Pearlman sounded surprised. 'Does it work?'

'I have trouble saying any sort of magic works. I'm not a great believer in it.'

'But you study it?'

She shook her head. 'No, not really. I'm more interested in the reasons why people believe in it. Most magical effects can be explained in more simple, scientific terms if you look hard enough. Belief is just taking a short cut.'

She turned and walked a few paces away from the circle, scared that she might accidentally damage it before Peter was finished examining the area. Pearlman stood with the deep grunt of someone both overweight and unfit, and followed her.

'I thought you investigated this stuff,' said Pearlman. 'Don't you need to have some belief in it to do that, or do you just think it's all hocus pocus nonsense.'

'I used to believe,' said Sarah. 'People change. I've yet to find a single legend, folk story, haunting or whatever that doesn't have a simple, rational explanation. I think anyone would share my scepticism under the same circumstances.' As lies go, she thought it was a believable one at least.
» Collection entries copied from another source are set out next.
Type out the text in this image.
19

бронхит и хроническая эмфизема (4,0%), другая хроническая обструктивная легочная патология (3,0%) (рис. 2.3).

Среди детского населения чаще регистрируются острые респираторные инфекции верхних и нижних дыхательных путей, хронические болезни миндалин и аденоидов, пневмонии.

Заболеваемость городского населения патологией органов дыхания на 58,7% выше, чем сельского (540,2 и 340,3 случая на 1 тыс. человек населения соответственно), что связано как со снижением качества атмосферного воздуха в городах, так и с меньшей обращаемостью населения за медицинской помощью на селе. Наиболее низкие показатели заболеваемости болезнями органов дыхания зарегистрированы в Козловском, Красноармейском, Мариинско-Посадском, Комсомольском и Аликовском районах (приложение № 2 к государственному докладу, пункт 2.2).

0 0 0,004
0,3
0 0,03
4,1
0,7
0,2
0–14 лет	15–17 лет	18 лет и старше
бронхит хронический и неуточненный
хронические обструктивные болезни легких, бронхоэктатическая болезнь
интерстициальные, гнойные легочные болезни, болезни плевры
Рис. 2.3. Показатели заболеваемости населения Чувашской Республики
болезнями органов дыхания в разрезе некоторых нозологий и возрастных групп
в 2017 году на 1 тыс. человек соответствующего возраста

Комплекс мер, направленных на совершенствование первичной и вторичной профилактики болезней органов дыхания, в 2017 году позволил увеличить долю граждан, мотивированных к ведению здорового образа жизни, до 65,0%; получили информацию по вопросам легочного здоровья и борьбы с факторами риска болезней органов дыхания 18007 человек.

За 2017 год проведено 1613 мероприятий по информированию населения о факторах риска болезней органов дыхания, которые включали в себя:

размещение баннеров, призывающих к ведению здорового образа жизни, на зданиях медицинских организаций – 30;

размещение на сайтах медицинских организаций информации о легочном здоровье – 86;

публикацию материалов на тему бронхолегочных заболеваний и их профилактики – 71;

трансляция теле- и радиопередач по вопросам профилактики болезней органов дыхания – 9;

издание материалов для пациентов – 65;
Pearlman grunted non-committally. 'So what do you make of this circle?'

'Honestly? It worries me. It must have something to do with the squatters disappearing, but I'm having trouble thinking of a way to explain it nicely.'

This seemed to satisfy Pearlman. He grunted acknowledgement once more.

'I think we're done here,' said Peter. 'I've taken some pictures, we can compare this with your books when we get back.'

'Is there anything else we should look at?' asked Sarah.

Pearlman thought for a moment. Sarah could not be entirely sure what the man did then but it seemed to her that he shook his head. 'No. Not that I can think of. You're free to look around, of course, but this is the main attraction, so to speak.'

'Then let's look around,' she said.

They walked for what seemed like hours, taking regular rests while Sarah recovered enough strength to go on; and occasionally snacking on the cereal bars Sarah carried in her satchel in case she needed something to eat so she could take her medication. With rests, snacks and the occasional chat about what they all thought the history of the building might be; with none of them claiming to know all the facts, or even anything more than they had read in the newspapers or picked up through hearsay.

The search took up most of the afternoon and throughout, Sarah could not help feeling she was being watched. Not the group as a whole, just her. She knew it was paranoia, but the feeling was compelling and despite her best efforts, it would not go away.